INTRODUCTION: Cutaneous Mucormycosis is a rare opportunistic infection caused by Zygomycetes class of fungi that is often fatal, requiring aggressive local control as well as systemic therapy. Few cases of mucormycosis were described in patients with liver cirrhosis, mostly rhino-orbital. To our knowledge, only two cases of upper extremity involvement was reported in cirrhosis while a few cases were reported in the post-transplant setting. We report herein the third case of upper extremity mucor infection in the setting of liver cirrhosis. CASE PRESENTATION: We described a rare case of forearm infection originating in a traumatic intravenous access portal in a 25 year-old woman with liver cirrhosis secondary to autoimmune hepatitis. DISCUSSION: She developed acute on chronic liver failure during the last trimester of pregnancy, which was terminated.

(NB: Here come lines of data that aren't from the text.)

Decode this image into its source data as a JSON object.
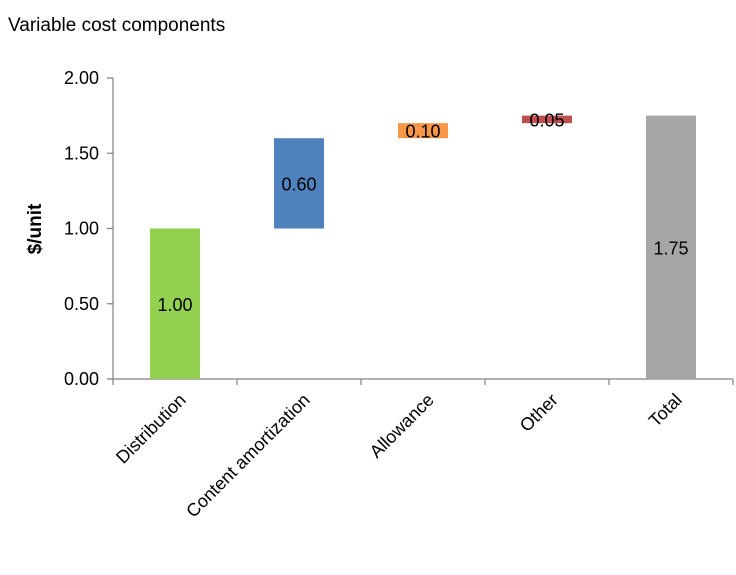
{
  "chart_data": {
    "type": "bar",
    "subtype": "waterfall",
    "title": "Variable cost components",
    "xlabel": "",
    "ylabel": "$/unit",
    "ylim": [
      0,
      2.0
    ],
    "yticks": [
      "0.00",
      "0.50",
      "1.00",
      "1.50",
      "2.00"
    ],
    "grid": false,
    "legend": "none",
    "categories": [
      "Distribution",
      "Content amortization",
      "Allowance",
      "Other",
      "Total"
    ],
    "values": [
      1.0,
      0.6,
      0.1,
      0.05,
      1.75
    ],
    "bases": [
      0,
      1.0,
      1.6,
      1.7,
      0
    ],
    "value_labels": [
      "1.00",
      "0.60",
      "0.10",
      "0.05",
      "1.75"
    ],
    "colors": [
      "#92D050",
      "#4F81BD",
      "#F79646",
      "#C0504D",
      "#A6A6A6"
    ]
  }
}
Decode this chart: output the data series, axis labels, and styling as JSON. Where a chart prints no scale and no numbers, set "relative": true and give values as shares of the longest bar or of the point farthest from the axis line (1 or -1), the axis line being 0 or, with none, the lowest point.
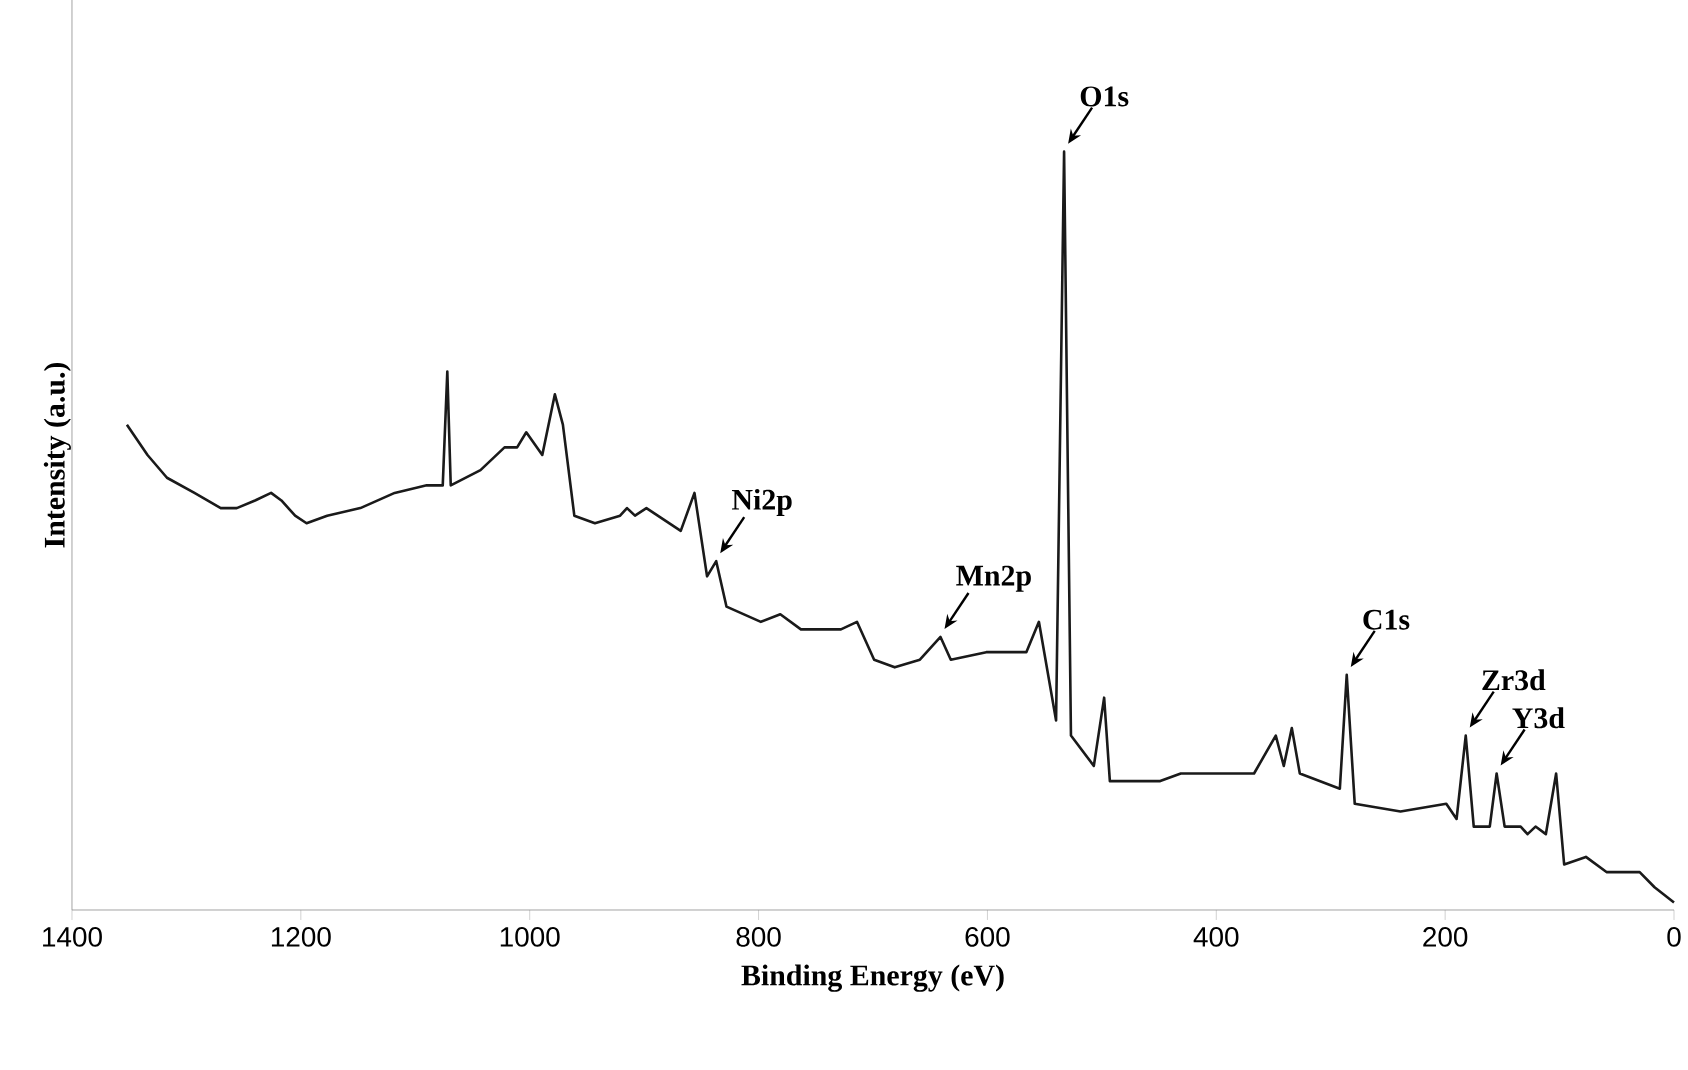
{
  "chart_data": {
    "type": "line",
    "xlabel": "Binding Energy (eV)",
    "ylabel": "Intensity (a.u.)",
    "relative": true,
    "xlim": [
      1400,
      0
    ],
    "xticks": [
      1400,
      1200,
      1000,
      800,
      600,
      400,
      200,
      0
    ],
    "grid": false,
    "marker": "none",
    "line_style": "solid",
    "series": [
      {
        "color": "#1a1a1a",
        "x": [
          1352,
          1334,
          1317,
          1293,
          1270,
          1256,
          1240,
          1226,
          1217,
          1205,
          1195,
          1177,
          1148,
          1118,
          1090,
          1076,
          1072,
          1069,
          1043,
          1022,
          1011,
          1003,
          989,
          978,
          971,
          961,
          943,
          921,
          915,
          908,
          898,
          868,
          856,
          845,
          837,
          828,
          798,
          781,
          763,
          728,
          714,
          699,
          681,
          659,
          641,
          632,
          601,
          566,
          555,
          540,
          533,
          527,
          507,
          498,
          493,
          449,
          431,
          367,
          348,
          341,
          334,
          327,
          292,
          286,
          279,
          239,
          199,
          190,
          182,
          175,
          161,
          155,
          148,
          134,
          128,
          121,
          112,
          103,
          96,
          77,
          59,
          30,
          17,
          0
        ],
        "values": [
          0.64,
          0.6,
          0.57,
          0.55,
          0.53,
          0.53,
          0.54,
          0.55,
          0.54,
          0.52,
          0.51,
          0.52,
          0.53,
          0.55,
          0.56,
          0.56,
          0.71,
          0.56,
          0.58,
          0.61,
          0.61,
          0.63,
          0.6,
          0.68,
          0.64,
          0.52,
          0.51,
          0.52,
          0.53,
          0.52,
          0.53,
          0.5,
          0.55,
          0.44,
          0.46,
          0.4,
          0.38,
          0.39,
          0.37,
          0.37,
          0.38,
          0.33,
          0.32,
          0.33,
          0.36,
          0.33,
          0.34,
          0.34,
          0.38,
          0.25,
          1.0,
          0.23,
          0.19,
          0.28,
          0.17,
          0.17,
          0.18,
          0.18,
          0.23,
          0.19,
          0.24,
          0.18,
          0.16,
          0.31,
          0.14,
          0.13,
          0.14,
          0.12,
          0.23,
          0.11,
          0.11,
          0.18,
          0.11,
          0.11,
          0.1,
          0.11,
          0.1,
          0.18,
          0.06,
          0.07,
          0.05,
          0.05,
          0.03,
          0.01
        ]
      }
    ],
    "annotations": [
      {
        "text": "O1s",
        "x": 533,
        "y": 1.0
      },
      {
        "text": "Ni2p",
        "x": 837,
        "y": 0.46
      },
      {
        "text": "Mn2p",
        "x": 641,
        "y": 0.36
      },
      {
        "text": "C1s",
        "x": 286,
        "y": 0.31
      },
      {
        "text": "Zr3d",
        "x": 182,
        "y": 0.23
      },
      {
        "text": "Y3d",
        "x": 155,
        "y": 0.18
      }
    ]
  }
}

Painful, erythematous lesion was noted on her right forearm in the area of intravenous access, which later became necrotic. Extensive debridement was done and histopathological examination confirmed the diagnosis of mucormycosis. The patient started on Amphotericin B. Her condition continued to deteriorate and ended up with above elbow amputation followed by right shoulder disarticulation. She died two days later due to multi-organ failure. In conclusion, forearm mucromycosis in liver cirrhosis can be fatal.